Opis treści
W literaturze historycznej dotyczącej U-bootwaffe wspomnienia Hirschfelda sa wyjątkowe. Otóż mamy do czynienia z książką, opartą na zapiskach podoficera-radiotelegrafisty. Po wojnie swoje wspomnienia publikowali w zasadzie wyłącznie dowódcy U-bootów. Relacje szarego członka załogi są czymś niezwykłym przede wszystkim dlatego, że spisywanie przez nich notatek z patrolu groziło sądem wojennym. A mimo to Hirschfeld je robił, i to skrupulatnie. Dlatego jego książka stanowi niezwykle cenne ź?ródło historyczne, przede wszystkim dotyczące dziejów U-109 i jego dowódcy "Ajaksa" Bleichrodta, jednego z asów U-bootwaffe, a także owianego legendą ostatniego rejsu U-234, który płynął do Japonii z materiałami radioaktywnymi, które mogły być wykorzystane do produkcji bomby atomowej. Hirschfeld miał niezwykłe szczęście, że przeżył wojnę,
służąc przez tyle lat (od 1940 do 1945 r.) na U-bootach. Tak długą służbę udało się przeżyć tylko nielicznym.

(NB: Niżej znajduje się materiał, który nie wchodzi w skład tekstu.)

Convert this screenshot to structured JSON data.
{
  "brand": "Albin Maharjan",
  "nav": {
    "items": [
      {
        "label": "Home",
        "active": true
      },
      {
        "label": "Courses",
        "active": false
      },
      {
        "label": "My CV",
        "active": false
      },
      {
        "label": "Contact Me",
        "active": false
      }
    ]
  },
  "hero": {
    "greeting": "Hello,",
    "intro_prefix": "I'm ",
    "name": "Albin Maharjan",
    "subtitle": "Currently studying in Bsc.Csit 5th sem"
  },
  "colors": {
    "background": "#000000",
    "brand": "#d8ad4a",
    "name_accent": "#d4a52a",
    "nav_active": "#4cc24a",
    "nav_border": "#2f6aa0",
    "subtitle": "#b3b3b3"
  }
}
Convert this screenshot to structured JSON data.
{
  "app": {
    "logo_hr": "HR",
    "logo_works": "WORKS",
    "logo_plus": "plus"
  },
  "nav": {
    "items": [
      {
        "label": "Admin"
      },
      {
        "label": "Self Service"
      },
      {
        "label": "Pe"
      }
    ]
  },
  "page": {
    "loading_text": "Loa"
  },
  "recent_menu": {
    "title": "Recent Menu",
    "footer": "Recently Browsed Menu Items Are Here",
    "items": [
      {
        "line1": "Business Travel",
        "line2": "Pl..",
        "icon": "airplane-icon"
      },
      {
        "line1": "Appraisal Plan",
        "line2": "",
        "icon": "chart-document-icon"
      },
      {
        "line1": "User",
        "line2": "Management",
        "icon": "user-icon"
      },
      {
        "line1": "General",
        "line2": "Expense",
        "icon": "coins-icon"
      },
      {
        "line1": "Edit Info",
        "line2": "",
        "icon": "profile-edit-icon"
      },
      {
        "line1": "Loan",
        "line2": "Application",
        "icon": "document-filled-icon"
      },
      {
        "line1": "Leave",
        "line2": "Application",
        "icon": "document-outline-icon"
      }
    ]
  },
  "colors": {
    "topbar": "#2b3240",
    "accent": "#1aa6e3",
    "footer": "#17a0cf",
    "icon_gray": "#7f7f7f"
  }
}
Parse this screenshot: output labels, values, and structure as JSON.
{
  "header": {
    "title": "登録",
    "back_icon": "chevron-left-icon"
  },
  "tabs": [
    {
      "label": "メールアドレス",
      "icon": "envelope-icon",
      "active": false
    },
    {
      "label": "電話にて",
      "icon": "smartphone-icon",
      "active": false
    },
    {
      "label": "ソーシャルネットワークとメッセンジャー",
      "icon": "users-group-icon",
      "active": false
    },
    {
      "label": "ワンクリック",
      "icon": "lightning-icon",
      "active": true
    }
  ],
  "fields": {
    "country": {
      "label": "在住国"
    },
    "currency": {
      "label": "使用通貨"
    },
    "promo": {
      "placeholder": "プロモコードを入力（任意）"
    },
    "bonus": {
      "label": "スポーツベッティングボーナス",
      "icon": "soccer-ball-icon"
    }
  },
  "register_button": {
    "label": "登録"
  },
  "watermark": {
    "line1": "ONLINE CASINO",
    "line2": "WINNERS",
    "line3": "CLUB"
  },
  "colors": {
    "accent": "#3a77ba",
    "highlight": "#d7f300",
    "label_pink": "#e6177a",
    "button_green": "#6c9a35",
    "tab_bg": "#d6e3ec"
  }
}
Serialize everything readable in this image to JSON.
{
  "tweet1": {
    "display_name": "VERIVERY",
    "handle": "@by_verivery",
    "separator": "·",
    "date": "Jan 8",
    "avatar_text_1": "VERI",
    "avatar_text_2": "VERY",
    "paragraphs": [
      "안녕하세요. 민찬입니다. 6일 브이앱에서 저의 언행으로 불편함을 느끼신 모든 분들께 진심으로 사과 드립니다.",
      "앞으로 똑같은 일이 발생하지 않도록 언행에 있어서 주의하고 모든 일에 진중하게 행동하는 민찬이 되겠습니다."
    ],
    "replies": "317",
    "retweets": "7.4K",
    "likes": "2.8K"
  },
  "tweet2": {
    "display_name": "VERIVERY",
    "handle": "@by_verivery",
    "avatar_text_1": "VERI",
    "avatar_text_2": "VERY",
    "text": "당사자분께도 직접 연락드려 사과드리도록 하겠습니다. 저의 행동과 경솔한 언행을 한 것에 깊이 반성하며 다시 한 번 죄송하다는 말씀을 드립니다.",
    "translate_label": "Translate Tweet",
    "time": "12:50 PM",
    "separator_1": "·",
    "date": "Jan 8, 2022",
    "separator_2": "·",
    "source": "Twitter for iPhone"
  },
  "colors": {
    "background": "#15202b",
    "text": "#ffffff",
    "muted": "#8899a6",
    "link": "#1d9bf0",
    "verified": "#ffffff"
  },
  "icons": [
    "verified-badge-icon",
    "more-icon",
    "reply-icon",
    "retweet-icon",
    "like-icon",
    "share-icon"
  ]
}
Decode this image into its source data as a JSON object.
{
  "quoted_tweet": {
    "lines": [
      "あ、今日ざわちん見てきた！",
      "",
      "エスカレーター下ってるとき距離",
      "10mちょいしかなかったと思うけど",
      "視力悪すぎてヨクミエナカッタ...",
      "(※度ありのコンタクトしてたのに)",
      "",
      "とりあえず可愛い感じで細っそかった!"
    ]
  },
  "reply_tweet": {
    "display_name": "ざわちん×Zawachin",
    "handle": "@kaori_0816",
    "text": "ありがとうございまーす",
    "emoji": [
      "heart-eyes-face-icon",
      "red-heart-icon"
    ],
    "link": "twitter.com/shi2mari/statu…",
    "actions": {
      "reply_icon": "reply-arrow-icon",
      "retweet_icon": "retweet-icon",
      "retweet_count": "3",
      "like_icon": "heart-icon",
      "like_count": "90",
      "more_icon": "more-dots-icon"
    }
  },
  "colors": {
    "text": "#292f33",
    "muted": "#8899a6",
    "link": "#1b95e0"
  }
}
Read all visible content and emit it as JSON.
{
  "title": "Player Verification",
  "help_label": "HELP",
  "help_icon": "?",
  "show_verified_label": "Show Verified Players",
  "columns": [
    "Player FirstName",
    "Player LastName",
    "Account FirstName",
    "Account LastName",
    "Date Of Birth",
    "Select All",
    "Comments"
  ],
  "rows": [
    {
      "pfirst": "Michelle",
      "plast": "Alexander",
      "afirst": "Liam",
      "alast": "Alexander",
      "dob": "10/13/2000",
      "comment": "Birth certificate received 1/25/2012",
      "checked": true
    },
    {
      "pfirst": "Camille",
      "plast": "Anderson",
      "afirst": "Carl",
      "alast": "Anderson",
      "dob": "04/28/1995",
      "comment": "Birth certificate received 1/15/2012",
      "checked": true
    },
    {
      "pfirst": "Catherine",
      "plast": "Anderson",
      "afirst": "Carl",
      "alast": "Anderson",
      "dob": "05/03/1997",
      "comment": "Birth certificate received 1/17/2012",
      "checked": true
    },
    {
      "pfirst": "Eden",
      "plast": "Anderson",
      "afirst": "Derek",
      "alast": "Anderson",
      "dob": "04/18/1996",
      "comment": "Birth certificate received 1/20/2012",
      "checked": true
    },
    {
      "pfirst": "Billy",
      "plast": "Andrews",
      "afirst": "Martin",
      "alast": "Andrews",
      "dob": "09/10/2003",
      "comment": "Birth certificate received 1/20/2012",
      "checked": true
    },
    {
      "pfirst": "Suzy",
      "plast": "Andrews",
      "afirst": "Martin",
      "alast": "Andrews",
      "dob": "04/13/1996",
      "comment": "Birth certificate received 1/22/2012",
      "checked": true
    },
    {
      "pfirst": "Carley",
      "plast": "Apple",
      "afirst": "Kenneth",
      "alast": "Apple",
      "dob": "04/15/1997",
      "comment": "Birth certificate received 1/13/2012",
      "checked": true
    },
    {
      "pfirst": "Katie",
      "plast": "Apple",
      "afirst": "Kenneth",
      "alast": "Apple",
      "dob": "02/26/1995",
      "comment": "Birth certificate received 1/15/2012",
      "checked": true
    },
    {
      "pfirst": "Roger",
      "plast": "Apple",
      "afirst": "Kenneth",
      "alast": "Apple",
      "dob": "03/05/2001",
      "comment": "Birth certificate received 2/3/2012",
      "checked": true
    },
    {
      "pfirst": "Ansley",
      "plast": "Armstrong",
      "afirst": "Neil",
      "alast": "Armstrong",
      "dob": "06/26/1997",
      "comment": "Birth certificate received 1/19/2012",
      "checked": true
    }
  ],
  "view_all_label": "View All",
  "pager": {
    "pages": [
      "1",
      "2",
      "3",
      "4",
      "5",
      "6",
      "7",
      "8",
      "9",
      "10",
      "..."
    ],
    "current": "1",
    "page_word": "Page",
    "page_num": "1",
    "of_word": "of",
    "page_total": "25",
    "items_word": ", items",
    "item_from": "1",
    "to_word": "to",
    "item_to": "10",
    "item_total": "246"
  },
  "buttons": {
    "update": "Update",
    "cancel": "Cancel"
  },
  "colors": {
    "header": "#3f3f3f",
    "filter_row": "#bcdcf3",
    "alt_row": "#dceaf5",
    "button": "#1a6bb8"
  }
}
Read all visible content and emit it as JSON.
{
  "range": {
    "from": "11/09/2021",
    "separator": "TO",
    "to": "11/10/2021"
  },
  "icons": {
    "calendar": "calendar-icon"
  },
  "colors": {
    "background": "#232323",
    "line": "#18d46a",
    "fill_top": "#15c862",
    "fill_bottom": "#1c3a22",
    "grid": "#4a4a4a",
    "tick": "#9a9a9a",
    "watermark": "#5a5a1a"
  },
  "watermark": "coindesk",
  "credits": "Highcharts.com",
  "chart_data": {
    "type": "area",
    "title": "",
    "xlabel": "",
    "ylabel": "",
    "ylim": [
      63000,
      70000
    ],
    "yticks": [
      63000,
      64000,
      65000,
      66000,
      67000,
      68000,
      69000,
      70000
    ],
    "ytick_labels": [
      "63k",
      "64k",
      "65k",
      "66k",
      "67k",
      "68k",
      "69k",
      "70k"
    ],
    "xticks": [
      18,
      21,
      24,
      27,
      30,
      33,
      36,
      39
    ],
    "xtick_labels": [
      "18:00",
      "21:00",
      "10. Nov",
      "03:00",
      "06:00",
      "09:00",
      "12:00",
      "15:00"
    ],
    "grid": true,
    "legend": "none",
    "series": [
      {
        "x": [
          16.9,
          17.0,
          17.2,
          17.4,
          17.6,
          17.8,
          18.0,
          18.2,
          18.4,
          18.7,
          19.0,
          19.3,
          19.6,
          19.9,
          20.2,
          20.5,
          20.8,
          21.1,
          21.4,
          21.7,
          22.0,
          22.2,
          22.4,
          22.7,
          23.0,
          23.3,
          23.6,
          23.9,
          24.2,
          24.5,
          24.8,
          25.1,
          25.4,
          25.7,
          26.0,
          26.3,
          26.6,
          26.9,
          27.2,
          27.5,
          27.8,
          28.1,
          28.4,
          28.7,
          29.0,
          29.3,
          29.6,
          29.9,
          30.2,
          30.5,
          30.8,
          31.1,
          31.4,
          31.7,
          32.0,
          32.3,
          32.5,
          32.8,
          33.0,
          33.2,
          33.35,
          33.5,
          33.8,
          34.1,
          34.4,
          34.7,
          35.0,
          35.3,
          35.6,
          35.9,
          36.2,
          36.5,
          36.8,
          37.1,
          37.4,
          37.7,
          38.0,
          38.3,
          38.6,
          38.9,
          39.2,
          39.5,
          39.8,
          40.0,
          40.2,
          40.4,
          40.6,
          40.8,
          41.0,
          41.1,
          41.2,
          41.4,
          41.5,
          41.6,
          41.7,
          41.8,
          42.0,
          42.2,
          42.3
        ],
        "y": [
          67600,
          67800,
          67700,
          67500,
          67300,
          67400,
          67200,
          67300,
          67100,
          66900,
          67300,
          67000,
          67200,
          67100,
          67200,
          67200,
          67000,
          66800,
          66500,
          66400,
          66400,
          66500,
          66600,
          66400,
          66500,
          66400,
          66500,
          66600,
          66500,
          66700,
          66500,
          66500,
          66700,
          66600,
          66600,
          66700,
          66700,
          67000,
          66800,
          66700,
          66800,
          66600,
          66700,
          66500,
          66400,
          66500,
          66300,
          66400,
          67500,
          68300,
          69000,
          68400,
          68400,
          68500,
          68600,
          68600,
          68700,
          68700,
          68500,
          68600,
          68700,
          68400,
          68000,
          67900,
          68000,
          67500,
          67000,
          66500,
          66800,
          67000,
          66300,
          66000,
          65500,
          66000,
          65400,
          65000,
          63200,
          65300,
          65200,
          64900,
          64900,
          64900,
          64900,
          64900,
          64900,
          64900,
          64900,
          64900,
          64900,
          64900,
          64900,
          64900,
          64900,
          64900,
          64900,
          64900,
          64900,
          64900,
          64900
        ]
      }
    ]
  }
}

Jego wspomnienia stały się obok "Żelaznych trumien" Herberta Wernera klasyką gatunku wspomnieniowego Bitwy o Atlantyk. Do tego stopnia, że wydawca niemiecki opublikował ostatnio obie książki w jednym tomie. Obie książki zostały napisane z niezwykłą pasją, a ich ładunek emocjonalny jest podobny. Hirschfeld w przeciwieństwie do Ericha Toppa nie próbuje oskarżać Donitza czy innych swoich dowódców o to, że wiedzieli o zbrodniach hitleryzmu i skrzętnie ukrywali swoją wiedzę wobec podwładnych. Nie był ochotnikiem w U-bootwaffe, co też podnosi wartość tych wspomnień. Nie musi on bowiem bronić swoich wyborów życiowych. To po prostu machina wojny rzuciła go na U-booty. Tym bardziej więc jego wspomnienia są cenne, tym bardziej obiektywne.